Reviews
bgroup: The lessening of difference

Through London traffic I arrived a little late for this performance – just a little (4mins) but yes, I still can only apologise. What I tiptoe into is a tranquil, winter-wonderland Uniqlo advert. Four gloriously fluid bodies, all wrapped up in bright colours, rise from and melt into The Place’s stage floor, which has been made white. A view of a city street is projected on the cloth wall behind and snow begins to bluster and fall both on the projection and, at various moments throughout Ben Wright’s piece, on stage as well.
The experience recollected that I think shapes the entire work is the instance of being “wiped out by love” in a New York city snowstorm. It is phrase used by Nuno Silva when he speaks of remembering a relationship. The stimulus of how our bodies and our selves are when in love, is passed from one dancer to the next throughout the work. There are also songs a-plenty, often sung by Silva and strongly enhanced by his effortless versatility.
Text written by David Charles Manners is tightly woven throughout the piece and provides these perplexed, worrisome, graceful, needy and intimate dancers with voices and stories the audience can relate to: a kiss, a touch, a letter saying “I love and miss you”, a thought of "Please don’t be with someone else”…We can all raise our hands to these moments.
Unfortunately, for all its’ merits, The Lessening of Difference did make me feel a little schizophrenic. I was frequently at ease with the work only to become disgruntled moments later by what I saw: I would smile with recognition at having lived through the performance’s scenarios only to furrow my brow again at how situations were being presented.
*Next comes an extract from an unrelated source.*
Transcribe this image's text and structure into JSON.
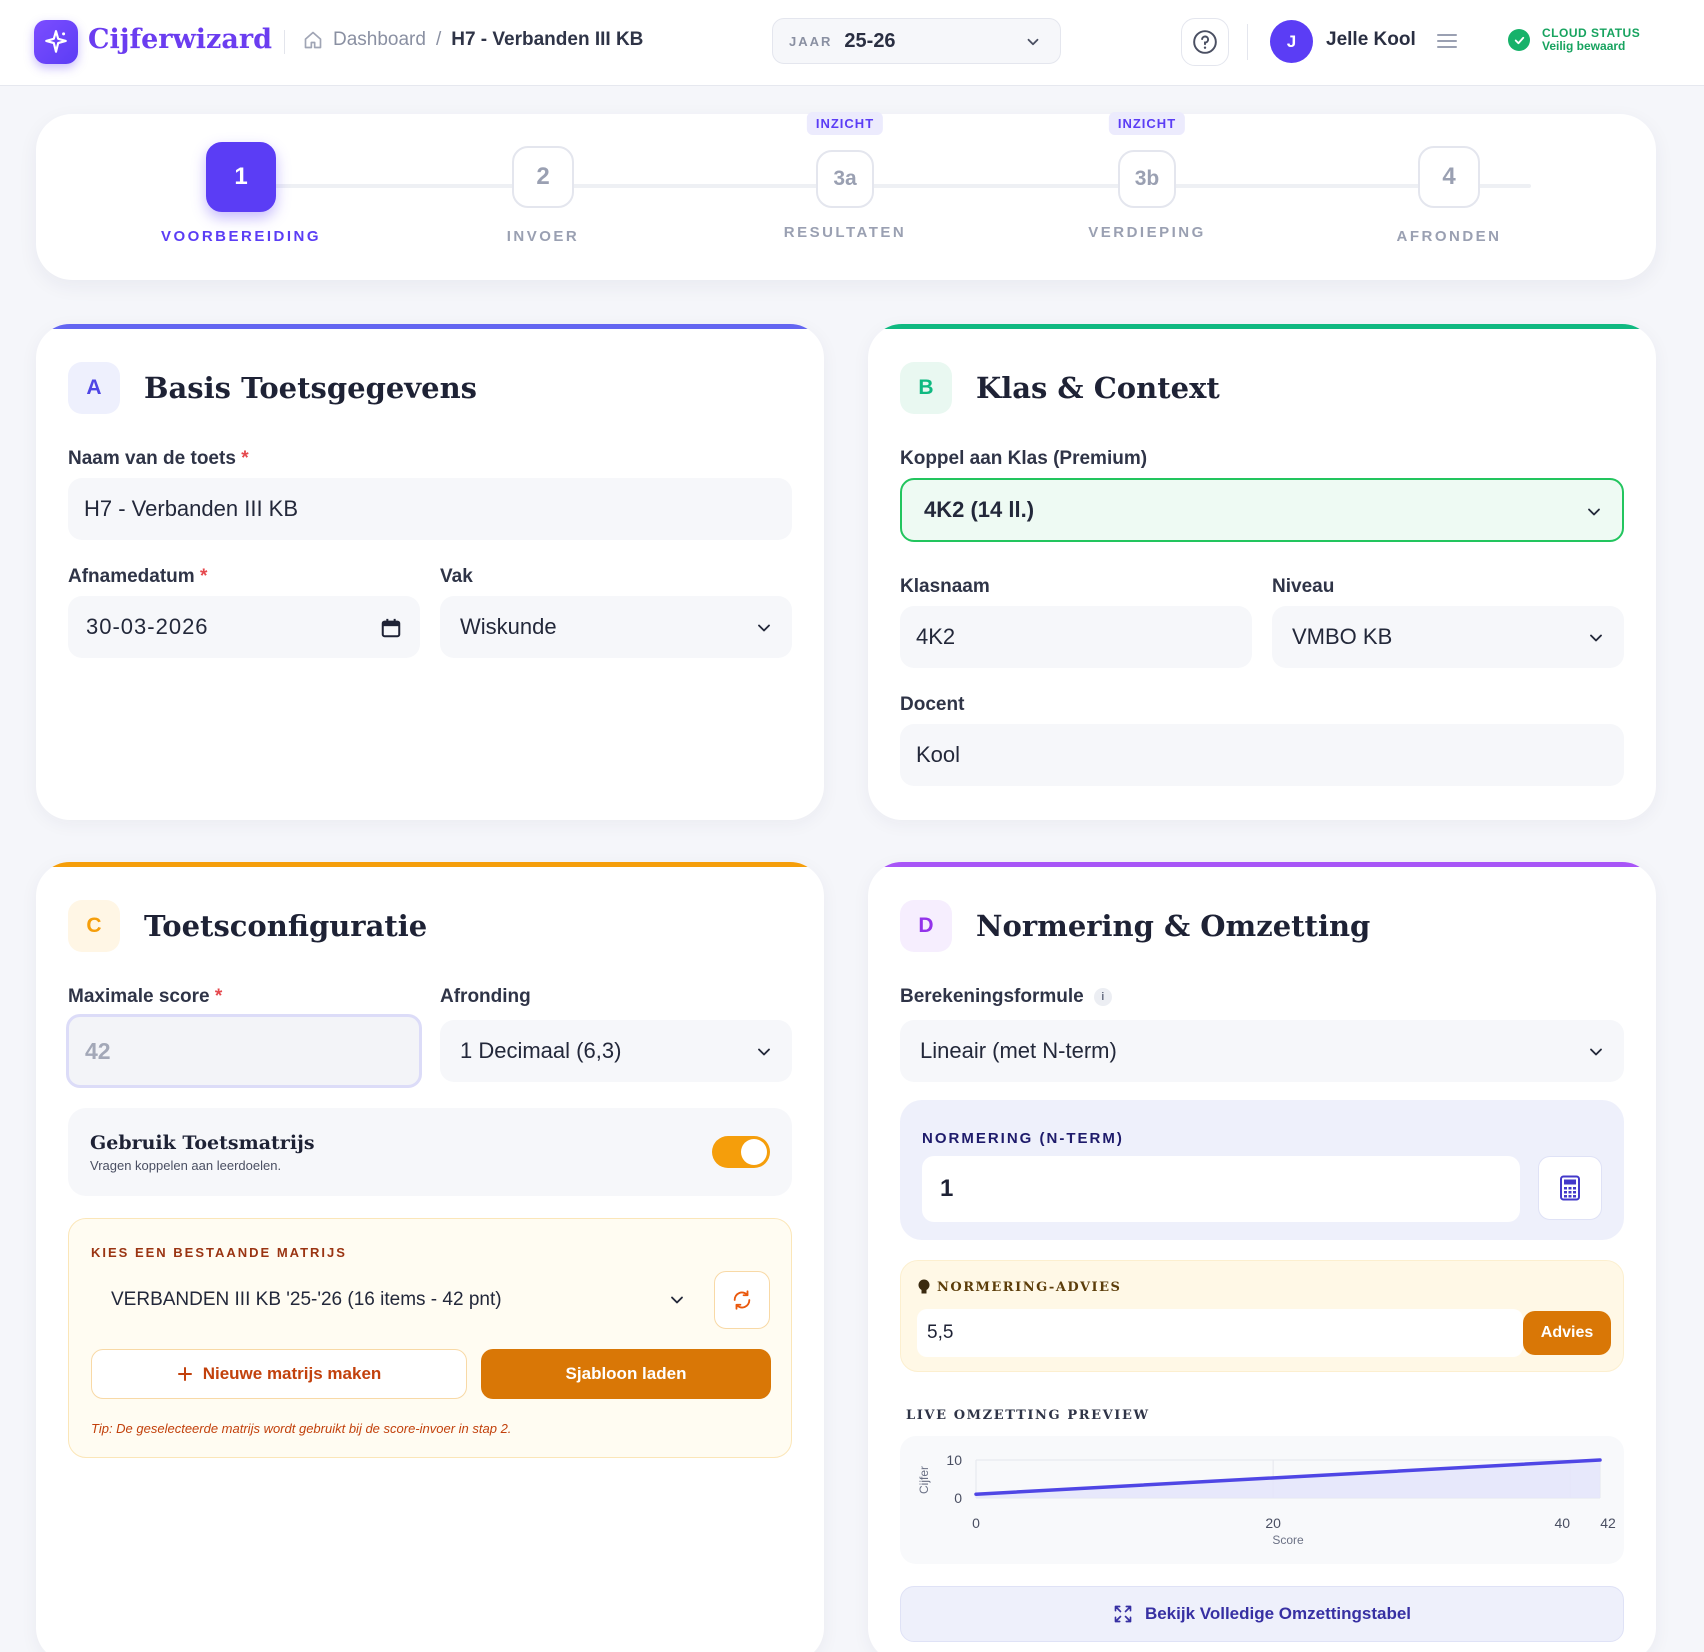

I think I can only illustrate my frequent changes in mental state with examples:
At one point, Manner’s text concerns itself with boundaries. An American professor type voice booms out that we are all made of the same atoms. All of human beings, nature, the sun… everything. With this in mind, the boundaries I imagine between me and my theatre seat, the boundaries between self and other are false. Then, the word ‘merge’ is used and the dancers begin to step out into the audience, in silhouette. What? I don’t want to merge. I really, really don’t. I get rapidly fed up. But then, the dancers crawl up into the audience and placing their hands on the shoulders of spectators to aid their climb to the back of the raked seating. The moment becomes vibrant and personal. I beam!
Mood swing one.
Mood swing number two comes at the moment when I realise that Wright’s dancers have the capacity to make great lovers. Wright presents physically articulate people who are willing to be vulnerable and unafraid. The dancers embody these aspects passionately and this imbues their performances with generosity. Then, sometime in the middle of the work, these same dancers stand in a line and place their hands on their hearts (they are in love), their throat (they dare not speak), their tummy (they are nervous or pregnant?) and groin (they are aching with desire). We have seen this all before. I don’t need parts of the body signalled to me. I saw the dancers in all their mystical complexity before, and this moment reduced all that they were to body parts.
Lastly, a man in his underwear, holds his duvet by the corner so that the rest trails on the ground. The image feels misjudged. This presentation of a man before me is more like an adult baby than the vulnerable person I think I was supposed to see. I can care about a vulnerable person. This adult male baby sends shivers down my spine. However, in the next instant, we hear this big-boy-lost, tenderly tell his (absent) lover his favourite part of them and says ‘I can do this indefinitely’. Oh! I melt.
I think moments like this are confusing but I think there is still evidence of Wright’s clear vision for sharing intimate spaces. By the time of the curtain call, I am stunned back into realising that there were only four performers in the work. There are so many episodes of love that I certainly do appreciate the sense of journey that the work takes. Multiple experiences is a precarious line to tread however because so many shifting roles within the same story arch of couples in love means that once I have seen them fall in love with each other three or four times, I can then only appreciate the rest of the instances of love or tenderness in terms of representation. Through repetition, I begin to know more and more that in reality, I am watching four dancers represent love to me; I cease to believe their experiences.
For all my chopping and changing, I have to acknowledge that Wright has given himself the creative space to use a very specific memory to choreograph a work. He has talentedly expanded its sensibilities into a public sharing, layered heavily with different experiences which for the most part, still retain a sense of the original recollection's intimacy.